World Economic News
Rumors of Financial Restructurings Abound
Some of the latest developments:
* Bank of America is said to be interested in acquiring Barclays. B of A, with $1.5 billion in assets, is the second largest bank in the U.S., and Barclays, according to the most recent Forbes ranking, was the largest financial institution in the world by assets, with $1.6 billion.
* Citigroup, which had $1.75 billion in assets as of Sept. 30, saw its stock rise last week on speculation of major changes, possibly involving restructuring, asset sales, and management changes.
* Venice's Assicurazioni Generali is rumored to be both a takeover target, and looking to buy another insurer to make it too big to swallow. AIG and Dutch insurer Aegon are said to be interested in "Mother" Generali, and Generali is said to be fighting with German insurer Allianz over Swiss Life.
Traders frequently use rumors to raise or drop the value of a particular stock in order to make money, and sometimes rumors are used to force certain desired moves; sometimes they are true, sometimes they are not, but the level of rumors in the market is a useful window into the overall state of agitation. Whether any of these deals go through or not, the consolidation among financial institutions will continue, as the proverbial drunks prop each other up.
Warnings Multiply on Junk Debt Collapse
Bank of England deputy governor Sir John Gieve issued a warning of a jump in leveraged debt defaults, in a Bank release on Dec. 15. Reuters links the warning to the previous day's Standard and Poor's report, and S&P's conference call on which it predicted 1.5 trillion euros ($2 trillion) in takeover attempts in Europe alone in 2007.

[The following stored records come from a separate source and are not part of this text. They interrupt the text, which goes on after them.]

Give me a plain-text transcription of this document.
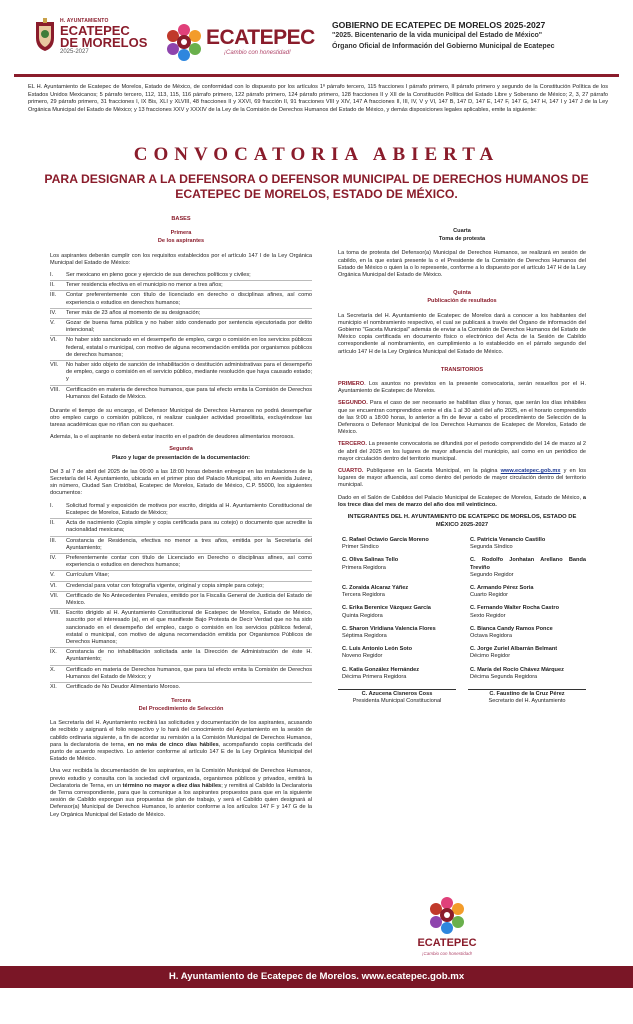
H. AYUNTAMIENTO
ECATEPEC
DE MORELOS
2025-2027
ECATEPEC
¡Cambio con honestidad!
GOBIERNO DE ECATEPEC DE MORELOS 2025-2027
"2025. Bicentenario de la vida municipal del Estado de México"
Órgano Oficial de Información del Gobierno Municipal de Ecatepec
EL H. Ayuntamiento de Ecatepec de Morelos, Estado de México, de conformidad con lo dispuesto por los artículos 1º párrafo tercero, 115 fracciones I párrafo primero, II párrafo primero y segundo de la Constitución Política de los Estados Unidos Mexicanos; 5 párrafo tercero, 112, 113, 115, 116 párrafo primero, 122 párrafo primero, 124 párrafo primero, 128 fracciones II y XII de la Constitución Política del Estado Libre y Soberano de México; 2, 3, 27 párrafo primero, 29 párrafo primero, 31 fracciones I, IX Bis, XLI y XLVIII, 48 fracciones II y XXVI, 69 fracción II, 91 fracciones VIII y XIV, 147 A fracciones II, III, IV, V y VI, 147 B, 147 D, 147 E, 147 F, 147 G, 147 H, 147 I y 147 J de la Ley Orgánica Municipal del Estado de México; y 13 fracciones XXV y XXXIV de la Ley de la Comisión de Derechos Humanos del Estado de México, y demás disposiciones legales aplicables, emite la siguiente:
CONVOCATORIA ABIERTA
PARA DESIGNAR A LA DEFENSORA O DEFENSOR MUNICIPAL DE DERECHOS HUMANOS DE ECATEPEC DE MORELOS, ESTADO DE MÉXICO.
BASES
Primera
De los aspirantes
Los aspirantes deberán cumplir con los requisitos establecidos por el artículo 147 I de la Ley Orgánica Municipal del Estado de México:
I.	Ser mexicano en pleno goce y ejercicio de sus derechos políticos y civiles;
II.	Tener residencia efectiva en el municipio no menor a tres años;
III.	Contar preferentemente con título de licenciado en derecho o disciplinas afines, así como experiencia o estudios en derechos humanos;
IV.	Tener más de 23 años al momento de su designación;
V.	Gozar de buena fama pública y no haber sido condenado por sentencia ejecutoriada por delito intencional;
VI.	No haber sido sancionado en el desempeño de empleo, cargo o comisión en los servicios públicos federal, estatal o municipal, con motivo de alguna recomendación emitida por organismos públicos de derechos humanos;
VII.	No haber sido objeto de sanción de inhabilitación o destitución administrativas para el desempeño de empleo, cargo o comisión en el servicio público, mediante resolución que haya causado estado; y
VIII.	Certificación en materia de derechos humanos, que para tal efecto emita la Comisión de Derechos Humanos del Estado de México.
Durante el tiempo de su encargo, el Defensor Municipal de Derechos Humanos no podrá desempeñar otro empleo cargo o comisión públicos, ni realizar cualquier actividad proselitista, excluyéndose las tareas académicas que no riñan con su quehacer.
Además, la o el aspirante no deberá estar inscrito en el padrón de deudores alimentarios morosos.
Segunda
Plazo y lugar de presentación de la documentación:
Del 3 al 7 de abril del 2025 de las 09:00 a las 18:00 horas deberán entregar en las instalaciones de la Secretaría del H. Ayuntamiento, ubicada en el primer piso del Palacio Municipal, sito en Avenida Juárez, sin número, Ciudad San Cristóbal, Ecatepec de Morelos, Estado de México, C.P. 55000, los siguientes documentos:
I.	Solicitud formal y exposición de motivos por escrito, dirigida al H. Ayuntamiento Constitucional de Ecatepec de Morelos, Estado de México;
II.	Acta de nacimiento (Copia simple y copia certificada para su cotejo) o documento que acredite la nacionalidad mexicana;
III.	Constancia de Residencia, efectiva no menor a tres años, emitida por la Secretaría del Ayuntamiento;
IV.	Preferentemente contar con título de Licenciado en Derecho o disciplinas afines, así como experiencia o estudios en derechos humanos;
V.	Currículum Vitae;
VI.	Credencial para votar con fotografía vigente, original y copia simple para cotejo;
VII.	Certificado de No Antecedentes Penales, emitido por la Fiscalía General de Justicia del Estado de México.
VIII.	Escrito dirigido al H. Ayuntamiento Constitucional de Ecatepec de Morelos, Estado de México, suscrito por el interesado (a), en el que manifieste Bajo Protesta de Decir Verdad que no ha sido sancionado en el desempeño del empleo, cargo o comisión en los servicios públicos federal, estatal o municipal, con motivo de alguna recomendación emitida por Organismos Públicos de Derechos Humanos;
IX.	Constancia de no inhabilitación solicitada ante la Dirección de Administración de éste H. Ayuntamiento;
X.	Certificado en materia de Derechos humanos, que para tal efecto emita la Comisión de Derechos Humanos del Estado de México; y
XI.	Certificado de No Deudor Alimentario Moroso.
Tercera
Del Procedimiento de Selección
La Secretaría del H. Ayuntamiento recibirá las solicitudes y documentación de los aspirantes, acusando de recibido y asignará el folio respectivo y lo hará del conocimiento del Ayuntamiento en la sesión de cabildo ordinaria siguiente, a fin de acordar su remisión a la Comisión Municipal de Derechos Humanos, para la declaratoria de terna, en no más de cinco días hábiles, acompañando copia certificada del punto de acuerdo respectivo. Lo anterior conforme al artículo 147 E de la Ley Orgánica Municipal del Estado de México.
Una vez recibida la documentación de los aspirantes, en la Comisión Municipal de Derechos Humanos, previo estudio y consulta con la sociedad civil organizada, organismos públicos y privados, emitirá la Declaratoria de Terna, en un término no mayor a diez días hábiles; y remitirá al Cabildo la Declaratoria de Terna correspondiente, para que la comunique a los aspirantes propuestos para que en la siguiente sesión de Cabildo expongan sus propuestas de plan de trabajo, y será el Cabildo quien designará al Defensor(a) Municipal de Derechos Humanos, lo anterior conforme a los artículos 147 F y 147 G de la Ley Orgánica Municipal del Estado de México.
Cuarta
Toma de protesta
La toma de protesta del Defensor(a) Municipal de Derechos Humanos, se realizará en sesión de cabildo, en la que estará presente la o el Presidente de la Comisión de Derechos Humanos del Estado de México o quien la o lo represente, conforme a lo dispuesto por el artículo 147 H de la Ley Orgánica Municipal del Estado de México.
Quinta
Publicación de resultados
La Secretaría del H. Ayuntamiento de Ecatepec de Morelos dará a conocer a los habitantes del municipio el nombramiento respectivo, el cual se publicará a través del Órgano de información del Gobierno "Gaceta Municipal" además de enviar a la Comisión de Derechos Humanos del Estado de México copia certificada en documento físico o electrónico del Acta de la Sesión de Cabildo correspondiente al nombramiento, en cumplimiento a lo establecido en el párrafo segundo del artículo 147 H de la Ley Orgánica Municipal del Estado de México.
TRANSITORIOS
PRIMERO. Los asuntos no previstos en la presente convocatoria, serán resueltos por el H. Ayuntamiento de Ecatepec de Morelos.
SEGUNDO. Para el caso de ser necesario se habilitan días y horas, que serán los días inhábiles que se encuentran comprendidos entre el día 1 al 30 abril del año 2025, en el horario comprendido de las 9:00 a 18:00 horas, lo anterior a fin de llevar a cabo el procedimiento de Selección de la Defensora o Defensor Municipal de los Derechos Humanos de Ecatepec de Morelos, Estado de México.
TERCERO. La presente convocatoria se difundirá por el periodo comprendido del 14 de marzo al 2 de abril del 2025 en los lugares de mayor afluencia del municipio, así como en un periódico de mayor circulación dentro del territorio municipal.
CUARTO. Publíquese en la Gaceta Municipal, en la página www.ecatepec.gob.mx y en los lugares de mayor afluencia, así como dentro del periodo de mayor circulación dentro del territorio municipal.
Dado en el Salón de Cabildos del Palacio Municipal de Ecatepec de Morelos, Estado de México, a los trece días del mes de marzo del año dos mil veinticinco.
INTEGRANTES DEL H. AYUNTAMIENTO DE ECATEPEC DE MORELOS, ESTADO DE MÉXICO 2025-2027
C. Rafael Octavio García Moreno
Primer Síndico
C. Patricia Venancio Castillo
Segunda Síndico
C. Oliva Salinas Tello
Primera Regidora
C. Rodolfo Jonhatan Arellano Banda Treviño
Segundo Regidor
C. Zoraida Alcaraz Yáñez
Tercera Regidora
C. Armando Pérez Soria
Cuarto Regidor
C. Erika Berenice Vázquez García
Quinta Regidora
C. Fernando Walter Rocha Castro
Sexto Regidor
C. Sharon Viridiana Valencia Flores
Séptima Regidora
C. Bianca Candy Ramos Ponce
Octava Regidora
C. Luis Antonio León Soto
Noveno Regidor
C. Jorge Zuriel Albarrán Belmant
Décimo Regidor
C. Katia González Hernández
Décima Primera Regidora
C. María del Rocío Chávez Márquez
Décima Segunda Regidora
C. Azucena Cisneros Coss
Presidenta Municipal Constitucional
C. Faustino de la Cruz Pérez
Secretario del H. Ayuntamiento
ECATEPEC
¡Cambio con honestidad!
H. Ayuntamiento de Ecatepec de Morelos. www.ecatepec.gob.mx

The Cerberus hedge fund, along with Goldman Sachs' hedge fund Goldman Capital Partners, both based in New York, are moving to the top as world's biggest hedge fund devils in the inferno of leveraged takeovers; Cerberus will now own two banks and a major finance company (GMAC), after its current takeover of BAWAG bank in Austria. BAWAG was the trade union-owned bank that defrauded investors of nearly $1 billion in the RefCo hedge fund fraud and collapse in 2005. As Cerberus's "piggische bank" for takeovers in Europe, it will effectively be run by Kenneth Leet from Goldman Sachs (now a Cerberus senior executive under former U.S. Treasury Secretary Jack Snow).
Swiss Financial Daily Issues Caution on Credit Derivatives
In its weekly "Eurobond" column, the Dec. 11 Neue Zuercher Zeitung warned of the gigantic growth of credit derivatives, which are being increasingly used by bond funds as hedging instruments. According to the world's largest investment fund manager, Pimco, whereas the volume of CDs in 2005 stood at $17,000 billion, that could double next year to $35,000 billion. NZZ also mentions the very (exotic) popular "Constant Proportion Debt Obligation" (CPDO), which is also being used as some kind of derivative instrument and which, as NZZ writes, could become catalyst for greater market volatility and systemic risks.
Hedge Funds Seen as Systemic Risk; Controls Not Mooted
The German government, in line with recommendations in a new report by the European Central Bank, renewed its July 2005 G-8 initiative for more hedge-fund transparency.
But German Finance Minister Peer Steinbrueck made clear, after a meeting with his Dutch minister colleague Gerrit Zalm at The Hague Dec. 11, that they are not aiming at any real controls, but rather a central register for fund activities and share ownership, of traded volumes and risks. The fact alone that the issue has won enough support also in Washington D.C./New York and London to be put on the G-8 agenda in 2007, is seen as "progress" by Steinbrueck.
Surveys produced in a number of central banks and governments most recently, address the systemic risk posed by funds, as for example in the recent Amaranth default; but so far, they fall short of any forceful commitment to restore control of the speculation markets.
Oil Producers Shifting Away from Dollar
The latest quarterly report of the Bank for International Settlements notes a pattern of oil-producing countries fleeing the dollar and gradually shifting their oil income into other currencies, such as the euro, yen, and pound. The Financial Times Deutschland remarks that this could increase the pressure on the dollar. According to the BIS, in the second quarter of 2006, Russia and OPEC decreased their dollar holdings against the previous quarter by 2% (to 65%) and increased euro holdings from 20% to 22%. Qatar and Iran reduced their dollar positions by $2.4 billion and $4 billion. Ecuador and Indonesia reduced their position by $2 billion, and Saudi Arabia by $3 billion.